Папе дали пароль от электронного дневника. И теперь папа стал сына контролировать и уроки проверять.

На следующее родительское собрание, после новогодних каникул, он пришёл уже не таким благостно настроенным, и не выглядел уже энтузиастом и не предлагал помощь в общественной жизни. Папу Макса интересовала только учёба. Папа всё спрашивал, невоспитанно прерывая выступления Татьяны Викторовны:

– Английский язык, простите, скоро придёт?

– Не английский язык, а Зоя Феликсовна, – шипели со всех парт мамы и бабушки. (Папа был один на собрании из мужчин.)

Через минут пять папа Макса опять заёрзал и опять спросил:

– Когда уже наконец учитель музыки в класс подойдёт?

– Да госпидя, – обернулась с первой парты мама Кристины.

Мама Кристины встала даже, чтобы папа Макса ощутил степень её осуждения.

Но папа Макса тоже был на взводе, он тоже встал и ответил со своей последней парты маме Кристины:

– Не господи, а Советская власть.1

Хотя как известно Советской власти нет как четверть века. Но вот папа Макса так маме Кристины ответил. И мама Кристины тогда сказала:

– Вы же мешаете, господин родитель, учителю.

А папа Макса:

– Я вам, госпожа, не господин, а товарищ. Я пролетарий. Я рабочий. Работаю механиком в официальном центре-дистрибьютере, временно на полставки, в связи с экономической ситуацией пришлось участвовать в процессе воспитания ребёнка.

Папа назвал известный автомобильный бренд, шипение из всех углов и ото всех парт прекратилось. В классе воцарилась уважительная тишина.

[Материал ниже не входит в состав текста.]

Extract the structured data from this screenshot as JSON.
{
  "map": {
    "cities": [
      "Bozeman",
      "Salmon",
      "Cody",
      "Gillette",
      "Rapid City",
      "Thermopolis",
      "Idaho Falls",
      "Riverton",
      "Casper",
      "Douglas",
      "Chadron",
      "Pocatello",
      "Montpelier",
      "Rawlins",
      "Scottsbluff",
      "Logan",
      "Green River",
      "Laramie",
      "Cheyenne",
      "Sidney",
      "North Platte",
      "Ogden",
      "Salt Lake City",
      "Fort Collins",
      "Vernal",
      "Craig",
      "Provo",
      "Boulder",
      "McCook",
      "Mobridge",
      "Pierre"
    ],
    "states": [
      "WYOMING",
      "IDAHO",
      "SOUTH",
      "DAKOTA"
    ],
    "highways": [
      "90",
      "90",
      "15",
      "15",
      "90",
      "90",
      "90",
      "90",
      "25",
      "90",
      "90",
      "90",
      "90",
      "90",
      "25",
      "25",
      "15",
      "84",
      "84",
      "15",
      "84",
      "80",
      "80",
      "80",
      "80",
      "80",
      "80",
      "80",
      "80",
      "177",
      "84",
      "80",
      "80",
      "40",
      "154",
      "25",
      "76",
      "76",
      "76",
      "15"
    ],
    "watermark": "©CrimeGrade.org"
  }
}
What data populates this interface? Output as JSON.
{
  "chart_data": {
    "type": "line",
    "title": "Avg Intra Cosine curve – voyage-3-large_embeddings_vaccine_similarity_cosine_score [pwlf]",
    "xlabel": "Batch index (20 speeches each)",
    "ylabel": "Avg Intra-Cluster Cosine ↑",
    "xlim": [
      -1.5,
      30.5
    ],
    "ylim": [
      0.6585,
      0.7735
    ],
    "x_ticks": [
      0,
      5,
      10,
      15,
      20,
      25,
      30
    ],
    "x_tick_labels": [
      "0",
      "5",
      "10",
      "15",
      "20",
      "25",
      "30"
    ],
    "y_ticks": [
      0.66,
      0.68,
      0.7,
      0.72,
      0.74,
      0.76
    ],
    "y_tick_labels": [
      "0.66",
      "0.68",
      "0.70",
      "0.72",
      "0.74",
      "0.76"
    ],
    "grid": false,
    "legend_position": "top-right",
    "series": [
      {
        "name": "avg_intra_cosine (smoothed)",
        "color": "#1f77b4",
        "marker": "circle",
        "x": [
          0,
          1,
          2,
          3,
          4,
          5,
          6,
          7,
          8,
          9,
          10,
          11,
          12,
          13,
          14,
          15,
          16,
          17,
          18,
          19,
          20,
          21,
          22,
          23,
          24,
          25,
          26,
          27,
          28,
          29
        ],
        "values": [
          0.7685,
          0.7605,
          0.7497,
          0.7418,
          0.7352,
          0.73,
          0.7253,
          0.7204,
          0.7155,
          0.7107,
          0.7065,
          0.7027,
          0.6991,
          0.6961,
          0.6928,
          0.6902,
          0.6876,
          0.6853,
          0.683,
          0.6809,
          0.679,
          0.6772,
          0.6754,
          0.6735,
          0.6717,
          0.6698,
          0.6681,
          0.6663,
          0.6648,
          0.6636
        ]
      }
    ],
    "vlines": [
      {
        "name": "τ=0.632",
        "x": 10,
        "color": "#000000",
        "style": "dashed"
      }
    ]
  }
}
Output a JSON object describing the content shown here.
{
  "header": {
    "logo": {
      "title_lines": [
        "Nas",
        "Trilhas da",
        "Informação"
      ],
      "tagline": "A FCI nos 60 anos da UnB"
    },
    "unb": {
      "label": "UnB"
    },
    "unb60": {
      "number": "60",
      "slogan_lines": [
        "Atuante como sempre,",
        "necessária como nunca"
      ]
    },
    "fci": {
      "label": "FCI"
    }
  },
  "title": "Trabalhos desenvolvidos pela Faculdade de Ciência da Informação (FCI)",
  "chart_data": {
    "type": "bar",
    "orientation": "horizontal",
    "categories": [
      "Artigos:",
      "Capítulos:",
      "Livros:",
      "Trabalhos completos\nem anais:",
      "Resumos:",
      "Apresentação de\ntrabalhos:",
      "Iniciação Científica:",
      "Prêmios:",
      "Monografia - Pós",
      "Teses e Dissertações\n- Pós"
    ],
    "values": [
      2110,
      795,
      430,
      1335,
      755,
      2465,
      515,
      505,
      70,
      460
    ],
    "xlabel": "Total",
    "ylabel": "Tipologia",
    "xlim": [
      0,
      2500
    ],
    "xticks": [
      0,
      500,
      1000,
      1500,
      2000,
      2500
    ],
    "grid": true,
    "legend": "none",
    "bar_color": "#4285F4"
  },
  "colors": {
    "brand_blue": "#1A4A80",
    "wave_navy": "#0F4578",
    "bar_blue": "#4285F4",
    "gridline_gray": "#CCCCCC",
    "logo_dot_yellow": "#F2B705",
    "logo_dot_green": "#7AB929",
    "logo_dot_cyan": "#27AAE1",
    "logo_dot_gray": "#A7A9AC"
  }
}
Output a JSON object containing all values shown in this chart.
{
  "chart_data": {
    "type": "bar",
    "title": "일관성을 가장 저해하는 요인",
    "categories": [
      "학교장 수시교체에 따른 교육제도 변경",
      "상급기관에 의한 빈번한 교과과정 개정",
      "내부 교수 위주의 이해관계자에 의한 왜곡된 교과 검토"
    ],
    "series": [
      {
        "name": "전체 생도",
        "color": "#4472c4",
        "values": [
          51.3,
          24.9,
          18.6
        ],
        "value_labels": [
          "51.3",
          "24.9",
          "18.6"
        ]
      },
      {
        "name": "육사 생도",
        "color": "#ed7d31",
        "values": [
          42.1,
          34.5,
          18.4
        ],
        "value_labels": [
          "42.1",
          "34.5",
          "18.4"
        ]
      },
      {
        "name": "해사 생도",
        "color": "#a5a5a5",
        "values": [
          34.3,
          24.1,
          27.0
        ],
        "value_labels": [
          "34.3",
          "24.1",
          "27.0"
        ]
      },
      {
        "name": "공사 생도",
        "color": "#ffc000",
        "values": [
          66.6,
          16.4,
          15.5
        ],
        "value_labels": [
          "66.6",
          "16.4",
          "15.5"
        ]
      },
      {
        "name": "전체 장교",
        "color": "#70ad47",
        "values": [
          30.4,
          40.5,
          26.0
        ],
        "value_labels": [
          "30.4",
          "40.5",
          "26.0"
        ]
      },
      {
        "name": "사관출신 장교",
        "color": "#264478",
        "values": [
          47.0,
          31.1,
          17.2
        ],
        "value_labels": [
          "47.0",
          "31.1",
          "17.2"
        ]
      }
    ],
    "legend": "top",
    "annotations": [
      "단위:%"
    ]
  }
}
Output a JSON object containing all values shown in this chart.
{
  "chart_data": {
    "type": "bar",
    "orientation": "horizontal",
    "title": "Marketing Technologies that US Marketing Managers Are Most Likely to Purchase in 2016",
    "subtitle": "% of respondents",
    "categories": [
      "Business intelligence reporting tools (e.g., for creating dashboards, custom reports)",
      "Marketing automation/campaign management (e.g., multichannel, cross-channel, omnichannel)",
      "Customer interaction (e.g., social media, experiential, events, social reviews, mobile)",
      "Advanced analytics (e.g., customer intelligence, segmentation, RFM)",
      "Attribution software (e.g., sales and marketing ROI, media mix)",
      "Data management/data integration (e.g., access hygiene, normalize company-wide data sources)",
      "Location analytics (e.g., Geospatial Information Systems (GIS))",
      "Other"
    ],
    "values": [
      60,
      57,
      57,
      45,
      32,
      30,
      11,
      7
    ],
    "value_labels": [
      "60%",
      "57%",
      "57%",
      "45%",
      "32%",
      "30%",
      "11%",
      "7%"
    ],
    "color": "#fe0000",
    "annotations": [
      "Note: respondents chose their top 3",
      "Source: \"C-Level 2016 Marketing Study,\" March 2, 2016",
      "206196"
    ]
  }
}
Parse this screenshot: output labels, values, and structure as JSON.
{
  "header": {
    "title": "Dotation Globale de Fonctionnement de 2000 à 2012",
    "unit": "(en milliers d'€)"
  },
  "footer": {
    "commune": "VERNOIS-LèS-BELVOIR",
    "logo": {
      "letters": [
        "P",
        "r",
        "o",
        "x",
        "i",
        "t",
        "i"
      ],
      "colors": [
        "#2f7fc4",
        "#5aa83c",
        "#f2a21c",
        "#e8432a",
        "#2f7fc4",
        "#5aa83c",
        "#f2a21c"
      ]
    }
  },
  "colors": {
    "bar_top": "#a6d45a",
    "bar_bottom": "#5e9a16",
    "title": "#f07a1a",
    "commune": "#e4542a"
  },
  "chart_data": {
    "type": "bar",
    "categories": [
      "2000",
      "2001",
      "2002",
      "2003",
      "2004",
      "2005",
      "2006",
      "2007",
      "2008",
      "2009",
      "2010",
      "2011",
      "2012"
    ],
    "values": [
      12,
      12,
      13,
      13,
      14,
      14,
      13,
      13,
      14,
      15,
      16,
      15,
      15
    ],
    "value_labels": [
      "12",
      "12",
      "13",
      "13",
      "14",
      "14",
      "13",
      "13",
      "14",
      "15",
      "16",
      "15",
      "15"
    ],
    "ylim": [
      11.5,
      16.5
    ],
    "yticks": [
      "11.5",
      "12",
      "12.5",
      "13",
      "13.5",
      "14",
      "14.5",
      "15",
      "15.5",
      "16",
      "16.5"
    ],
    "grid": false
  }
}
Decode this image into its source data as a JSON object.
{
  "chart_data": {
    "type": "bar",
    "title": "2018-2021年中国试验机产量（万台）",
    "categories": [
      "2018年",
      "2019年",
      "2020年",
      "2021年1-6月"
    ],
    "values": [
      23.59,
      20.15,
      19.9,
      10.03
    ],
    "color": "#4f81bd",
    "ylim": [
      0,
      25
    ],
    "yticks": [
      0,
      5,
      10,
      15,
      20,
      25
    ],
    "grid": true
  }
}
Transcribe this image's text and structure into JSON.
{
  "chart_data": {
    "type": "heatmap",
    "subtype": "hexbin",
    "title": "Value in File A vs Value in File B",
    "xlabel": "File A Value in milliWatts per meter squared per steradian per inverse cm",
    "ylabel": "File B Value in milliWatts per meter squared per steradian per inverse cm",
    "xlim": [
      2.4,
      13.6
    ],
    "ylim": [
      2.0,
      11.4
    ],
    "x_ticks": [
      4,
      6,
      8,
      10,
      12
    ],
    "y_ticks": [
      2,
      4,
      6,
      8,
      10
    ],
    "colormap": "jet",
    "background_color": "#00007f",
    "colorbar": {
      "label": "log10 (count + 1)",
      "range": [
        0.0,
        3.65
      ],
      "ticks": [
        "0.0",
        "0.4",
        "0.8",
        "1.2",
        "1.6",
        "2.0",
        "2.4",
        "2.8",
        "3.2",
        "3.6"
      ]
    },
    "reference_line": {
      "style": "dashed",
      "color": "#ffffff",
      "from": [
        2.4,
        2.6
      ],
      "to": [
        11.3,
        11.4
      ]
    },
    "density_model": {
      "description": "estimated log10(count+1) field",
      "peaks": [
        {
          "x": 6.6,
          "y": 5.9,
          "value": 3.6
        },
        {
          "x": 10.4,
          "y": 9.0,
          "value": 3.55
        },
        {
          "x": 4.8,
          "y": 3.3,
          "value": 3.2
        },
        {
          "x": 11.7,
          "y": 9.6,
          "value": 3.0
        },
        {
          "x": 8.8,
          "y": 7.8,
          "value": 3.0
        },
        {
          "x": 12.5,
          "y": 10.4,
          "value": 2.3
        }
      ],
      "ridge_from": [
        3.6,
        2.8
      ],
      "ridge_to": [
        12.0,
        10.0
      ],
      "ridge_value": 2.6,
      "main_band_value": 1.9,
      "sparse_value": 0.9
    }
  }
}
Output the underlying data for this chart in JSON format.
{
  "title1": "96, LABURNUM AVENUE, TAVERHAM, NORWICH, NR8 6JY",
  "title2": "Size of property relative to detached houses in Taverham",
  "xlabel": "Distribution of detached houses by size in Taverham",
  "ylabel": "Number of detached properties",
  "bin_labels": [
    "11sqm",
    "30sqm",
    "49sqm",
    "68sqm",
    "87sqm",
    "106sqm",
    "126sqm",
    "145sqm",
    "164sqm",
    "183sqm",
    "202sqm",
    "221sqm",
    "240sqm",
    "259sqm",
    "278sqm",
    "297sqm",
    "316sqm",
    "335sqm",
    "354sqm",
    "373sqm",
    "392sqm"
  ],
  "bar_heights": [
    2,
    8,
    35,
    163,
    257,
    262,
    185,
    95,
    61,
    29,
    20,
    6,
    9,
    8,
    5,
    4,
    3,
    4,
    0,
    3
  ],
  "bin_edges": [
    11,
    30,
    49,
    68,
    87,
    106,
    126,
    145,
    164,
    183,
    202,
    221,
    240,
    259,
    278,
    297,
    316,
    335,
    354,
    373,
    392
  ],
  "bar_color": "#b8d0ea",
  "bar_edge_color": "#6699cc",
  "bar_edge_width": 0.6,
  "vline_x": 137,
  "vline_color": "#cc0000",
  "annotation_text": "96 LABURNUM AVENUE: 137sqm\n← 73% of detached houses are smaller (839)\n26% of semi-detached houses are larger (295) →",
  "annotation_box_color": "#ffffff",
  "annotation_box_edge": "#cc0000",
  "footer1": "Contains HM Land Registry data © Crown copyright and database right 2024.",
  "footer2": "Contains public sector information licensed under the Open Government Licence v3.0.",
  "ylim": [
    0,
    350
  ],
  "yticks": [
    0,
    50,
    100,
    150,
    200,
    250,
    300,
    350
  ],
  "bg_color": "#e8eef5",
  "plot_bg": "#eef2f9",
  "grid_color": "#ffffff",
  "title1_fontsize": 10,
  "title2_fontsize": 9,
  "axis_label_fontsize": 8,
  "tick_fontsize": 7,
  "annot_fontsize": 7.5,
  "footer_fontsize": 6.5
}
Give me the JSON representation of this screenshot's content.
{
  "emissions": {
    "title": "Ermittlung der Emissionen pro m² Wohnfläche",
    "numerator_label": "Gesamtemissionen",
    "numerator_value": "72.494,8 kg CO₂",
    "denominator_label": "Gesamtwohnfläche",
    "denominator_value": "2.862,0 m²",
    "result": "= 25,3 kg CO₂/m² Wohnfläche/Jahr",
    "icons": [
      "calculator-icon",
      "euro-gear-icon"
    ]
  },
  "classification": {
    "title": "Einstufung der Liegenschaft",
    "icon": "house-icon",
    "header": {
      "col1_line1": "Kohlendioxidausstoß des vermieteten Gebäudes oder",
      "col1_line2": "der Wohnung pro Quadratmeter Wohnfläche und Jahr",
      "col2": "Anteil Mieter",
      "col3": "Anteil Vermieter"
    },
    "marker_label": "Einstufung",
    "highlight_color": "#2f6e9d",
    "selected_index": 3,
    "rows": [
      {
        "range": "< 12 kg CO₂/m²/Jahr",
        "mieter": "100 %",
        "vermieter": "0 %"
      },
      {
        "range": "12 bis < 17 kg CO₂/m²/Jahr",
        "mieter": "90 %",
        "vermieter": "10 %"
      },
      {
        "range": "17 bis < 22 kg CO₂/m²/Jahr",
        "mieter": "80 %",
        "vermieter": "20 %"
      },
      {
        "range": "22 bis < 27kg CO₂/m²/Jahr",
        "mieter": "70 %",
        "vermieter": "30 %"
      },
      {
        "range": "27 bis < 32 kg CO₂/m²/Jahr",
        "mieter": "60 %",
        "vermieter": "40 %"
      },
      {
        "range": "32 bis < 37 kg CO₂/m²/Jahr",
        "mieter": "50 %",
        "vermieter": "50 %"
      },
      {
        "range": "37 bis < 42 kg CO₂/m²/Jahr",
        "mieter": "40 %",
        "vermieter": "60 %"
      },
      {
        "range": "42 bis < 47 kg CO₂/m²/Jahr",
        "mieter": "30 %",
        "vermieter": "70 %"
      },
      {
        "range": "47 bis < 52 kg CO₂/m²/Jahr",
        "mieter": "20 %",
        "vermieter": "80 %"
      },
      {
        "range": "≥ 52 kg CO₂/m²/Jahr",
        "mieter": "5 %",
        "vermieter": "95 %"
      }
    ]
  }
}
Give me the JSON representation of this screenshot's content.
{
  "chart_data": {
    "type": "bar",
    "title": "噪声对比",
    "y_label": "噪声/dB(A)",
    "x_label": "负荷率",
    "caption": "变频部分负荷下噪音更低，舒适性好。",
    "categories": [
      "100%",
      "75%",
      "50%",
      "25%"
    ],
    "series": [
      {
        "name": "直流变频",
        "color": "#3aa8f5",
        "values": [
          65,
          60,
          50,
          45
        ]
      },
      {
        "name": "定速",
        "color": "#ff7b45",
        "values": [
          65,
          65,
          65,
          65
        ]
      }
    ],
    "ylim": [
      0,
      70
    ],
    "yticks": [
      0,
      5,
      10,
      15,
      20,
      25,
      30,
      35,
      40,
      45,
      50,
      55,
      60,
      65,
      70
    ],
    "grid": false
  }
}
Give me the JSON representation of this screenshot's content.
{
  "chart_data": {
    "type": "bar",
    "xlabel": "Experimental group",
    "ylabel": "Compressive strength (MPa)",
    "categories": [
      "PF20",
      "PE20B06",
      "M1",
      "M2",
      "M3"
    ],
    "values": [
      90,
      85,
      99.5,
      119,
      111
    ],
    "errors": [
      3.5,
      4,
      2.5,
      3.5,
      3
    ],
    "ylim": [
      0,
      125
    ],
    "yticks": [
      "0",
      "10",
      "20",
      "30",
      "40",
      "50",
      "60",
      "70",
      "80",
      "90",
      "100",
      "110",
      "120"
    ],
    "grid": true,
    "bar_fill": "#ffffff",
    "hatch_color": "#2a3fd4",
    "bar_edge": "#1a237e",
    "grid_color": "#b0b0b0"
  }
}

Мама Кристины хотела что-то возразить, и уже рот открыла, но тут в класс вошёл наконец «английский язык» Зоя Феликсовна, и все вздохнули облегчённо. Но ненадолго, лишь на один вздох.

– Грюс гот, то есть хэллоу, – сказала Зоя Феликсовна. – Кто тут так ждаль меня увидеть, что даже в коридоре слыхать?

– Я! – поднял руку папа Макса. – Мы с Максимом ваши задания выполнять не успеваем.

– Окей. Максим мне перед каждым уроком об этом сообщает. Ничего страшного. Сколько успели, и нормально.

– Какой окей? Как это ничего страшного? Как это нормально? – стал возмущаться папа Максима.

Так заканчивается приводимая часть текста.